The name of the designer was a critical piece of information. Women read the latest fashion magazines and often came into the shop asking for a dress by a particular designer–whoever was hot that season. Parisian couture houses sold American manufacturers the right to manufacture and sell a version of a particular dress design as long as the designer’s name was associated with the final product. In this way, their designs reached a larger market in the ready-to-wear trade. American women were thrilled with this arrangement because it meant they could have a Chanel dress without going to Paris and paying couture prices.

Customer orders in the Tirocchi shop often reference the numbers in these model books, along with descriptions of how the model dress was to be altered for a particular client.

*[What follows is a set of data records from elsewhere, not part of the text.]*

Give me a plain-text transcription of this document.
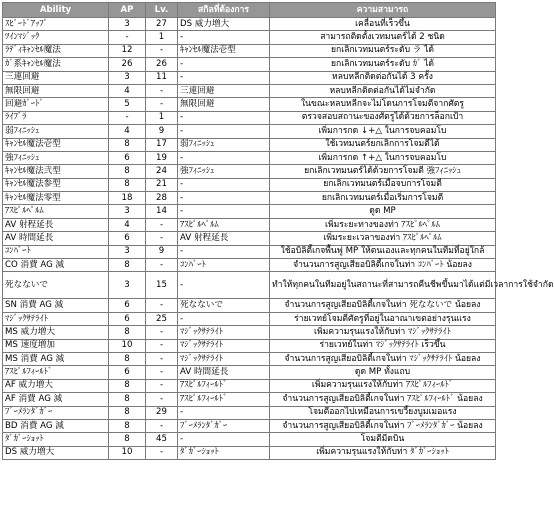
Ability	AP	Lv.	สกิลที่ต้องการ	ความสามารถ
ｽﾋﾟｰﾄﾞｱｯﾌﾟ	3	27	DS 威力増大	เคลื่อนที่เร็วขึ้น
ﾂｲﾝﾏｼﾞｯｸ	-	1	-	สามารถติดตั้งเวทมนตร์ได้ 2 ชนิด
ﾗﾃﾞｨｷｬﾝｾﾙ魔法	12	-	ｷｬﾝｾﾙ魔法壱型	ยกเลิกเวทมนตร์ระดับ ラ ได้
ｶﾞ系ｷｬﾝｾﾙ魔法	26	26	-	ยกเลิกเวทมนตร์ระดับ ｶﾞ ได้
三連回避	3	11	-	หลบหลีกติดต่อกันได้ 3 ครั้ง
無限回避	4	-	三連回避	หลบหลีกติดต่อกันได้ไม่จำกัด
回避ｶﾞｰﾄﾞ	5	-	無限回避	ในขณะหลบหลีกจะไม่โดนการโจมตีจากศัตรู
ﾗｲﾌﾞﾗ	-	1	-	ตรวจสอบสถานะของศัตรูได้ด้วยการล็อกเป้า
弱ﾌｨﾆｯｼｭ	4	9	-	เพิ่มการกด ↓+△ ในการจบคอมโบ
ｷｬﾝｾﾙ魔法壱型	8	17	弱ﾌｨﾆｯｼｭ	ใช้เวทมนตร์ยกเลิกการโจมตีได้
強ﾌｨﾆｯｼｭ	6	19	-	เพิ่มการกด ↑+△ ในการจบคอมโบ
ｷｬﾝｾﾙ魔法弐型	8	24	強ﾌｨﾆｯｼｭ	ยกเลิกเวทมนตร์ได้ด้วยการโจมตี 強ﾌｨﾆｯｼｭ
ｷｬﾝｾﾙ魔法参型	8	21	-	ยกเลิกเวทมนตร์เมื่อจบการโจมตี
ｷｬﾝｾﾙ魔法零型	18	28	-	ยกเลิกเวทมนตร์เมื่อเริ่มการโจมตี
ｱｽﾋﾟﾙﾍﾟﾙﾑ	3	14	-	ดูด MP
AV 射程延長	4	-	ｱｽﾋﾟﾙﾍﾟﾙﾑ	เพิ่มระยะทางของท่า ｱｽﾋﾟﾙﾍﾟﾙﾑ
AV 時間延長	6	-	AV 射程延長	เพิ่มระยะเวลาของท่า ｱｽﾋﾟﾙﾍﾟﾙﾑ
ｺﾝﾊﾞｰﾄ	3	9	-	ใช้อบิลิตี้เกจพื้นฟู MP ให้ตนเองและทุกคนในทีมที่อยู่ใกล้
CO 消費 AG 減	8	-	ｺﾝﾊﾞｰﾄ	จำนวนการสูญเสียอบิลิตี้เกจในท่า ｺﾝﾊﾞｰﾄ น้อยลง
死なないで	3	15	-	ทำให้ทุกคนในทีมอยู่ในสถานะที่สามารถคืนชีพขึ้นมาได้แต่มีเวลาการใช้จำกัด
SN 消費 AG 減	6	-	死なないで	จำนวนการสูญเสียอบิลิตี้เกจในท่า 死なないで น้อยลง
ﾏｼﾞｯｸｻﾃﾗｲﾄ	6	25	-	ร่ายเวทย์โจมตีศัตรูที่อยู่ในอาณาเขตอย่างรุนแรง
MS 威力増大	8	-	ﾏｼﾞｯｸｻﾃﾗｲﾄ	เพิ่มความรุนแรงให้กับท่า ﾏｼﾞｯｸｻﾃﾗｲﾄ
MS 速度増加	10	-	ﾏｼﾞｯｸｻﾃﾗｲﾄ	ร่ายเวทย์ในท่า ﾏｼﾞｯｸｻﾃﾗｲﾄ เร็วขึ้น
MS 消費 AG 減	8	-	ﾏｼﾞｯｸｻﾃﾗｲﾄ	จำนวนการสูญเสียอบิลิตี้เกจในท่า ﾏｼﾞｯｸｻﾃﾗｲﾄ น้อยลง
ｱｽﾋﾟﾙﾌｨｰﾙﾄﾞ	6	-	AV 時間延長	ดูด MP ทั้งแถบ
AF 威力増大	8	-	ｱｽﾋﾟﾙﾌｨｰﾙﾄﾞ	เพิ่มความรุนแรงให้กับท่า ｱｽﾋﾟﾙﾌｨｰﾙﾄﾞ
AF 消費 AG 減	8	-	ｱｽﾋﾟﾙﾌｨｰﾙﾄﾞ	จำนวนการสูญเสียอบิลิตี้เกจในท่า ｱｽﾋﾟﾙﾌｨｰﾙﾄﾞ น้อยลง
ﾌﾞｰﾒﾗﾝﾀﾞｶﾞｰ	8	29	-	โจมตีออกไปเหมือนการเขวี้ยงบูมเมอแรง
BD 消費 AG 減	8	-	ﾌﾞｰﾒﾗﾝﾀﾞｶﾞｰ	จำนวนการสูญเสียอบิลิตี้เกจในท่า ﾌﾞｰﾒﾗﾝﾀﾞｶﾞｰ น้อยลง
ﾀﾞｶﾞｰｼｮｯﾄ	8	45	-	โจมตีมีดบิน
DS 威力増大	10	-	ﾀﾞｶﾞｰｼｮｯﾄ	เพิ่มความรุนแรงให้กับท่า ﾀﾞｶﾞｰｼｮｯﾄ
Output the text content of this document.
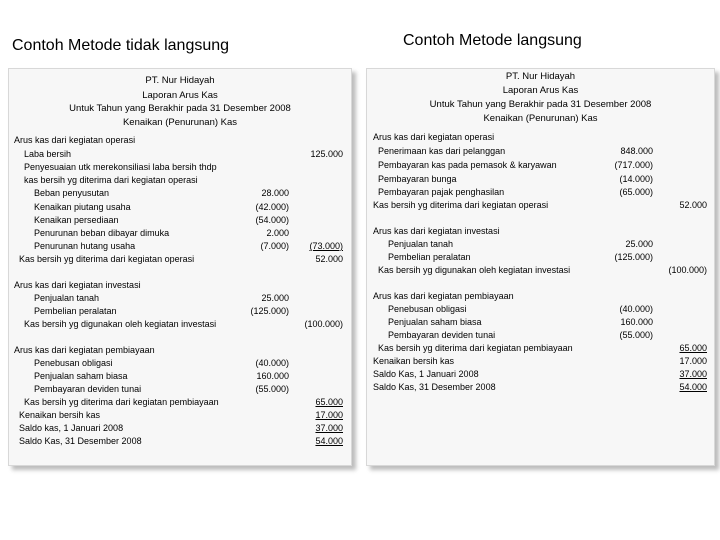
Contoh Metode tidak langsung	Contoh Metode langsung
PT. Nur Hidayah
Laporan Arus Kas
Untuk Tahun yang Berakhir pada 31 Desember 2008
Kenaikan (Penurunan) Kas
Arus kas dari kegiatan operasi
Laba bersih
Penyesuaian utk merekonsiliasi laba bersih thdp
kas bersih yg diterima dari kegiatan operasi
Beban penyusutan
Kenaikan piutang usaha
Kenaikan persediaan
Penurunan beban dibayar dimuka
Penurunan hutang usaha
Kas bersih yg diterima dari kegiatan operasi
Arus kas dari kegiatan investasi
Penjualan tanah
Pembelian peralatan
Kas bersih yg digunakan oleh kegiatan investasi
Arus kas dari kegiatan pembiayaan
Penebusan obligasi
Penjualan saham biasa
Pembayaran deviden tunai
Kas bersih yg diterima dari kegiatan pembiayaan
Kenaikan bersih kas
Saldo kas, 1 Januari 2008
Saldo Kas, 31 Desember 2008
28.000
(42.000)
(54.000)
2.000
(7.000)
25.000
(125.000)
(40.000)
160.000
(55.000)
125.000
(73.000)
52.000
(100.000)
65.000
17.000
37.000
54.000
PT. Nur Hidayah
Laporan Arus Kas
Untuk Tahun yang Berakhir pada 31 Desember 2008
Kenaikan (Penurunan) Kas
Arus kas dari kegiatan operasi
Penerimaan kas dari pelanggan
Pembayaran kas pada pemasok & karyawan
Pembayaran bunga
Pembayaran pajak penghasilan
Kas bersih yg diterima dari kegiatan operasi
Arus kas dari kegiatan investasi
Penjualan tanah
Pembelian peralatan
Kas bersih yg digunakan oleh kegiatan investasi
Arus kas dari kegiatan pembiayaan
Penebusan obligasi
Penjualan saham biasa
Pembayaran deviden tunai
Kas bersih yg diterima dari kegiatan pembiayaan
Kenaikan bersih kas
Saldo Kas, 1 Januari 2008
Saldo Kas, 31 Desember 2008
848.000
(717.000)
(14.000)
(65.000)
25.000
(125.000)
(40.000)
160.000
(55.000)
52.000
(100.000)
65.000
17.000
37.000
54.000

By comparing orders and books, the curators can trace the popularity of certain designers or styles year by year.

The books themselves are an invaluable record of fashion history and helped the curators unravel the puzzle of what a model gown actually was. In early books, like those from the New York City department store B. Altman, showed that the model gown was a Parisian design that could be made by the dressmaker if she ordered the illustrated materials and notions. Later books indicated that as ready-to-wear "wholesale couture" established itself, model gowns referred to the actual dress, a Paris copy, that could be purchased through the wholesaler.

Beyond this, the model books also illustrate fashion trends; show the availability of Paris designs in America at certain periods; indicate what New York suppliers chose out of Paris collections; and show which fabrics were available in America at the time. The books in the Tirocchi shop sometimes had handwritten notes in them that linked certain model gowns to clients, so that the curators could verify the origin of a certain dress design for a particular client.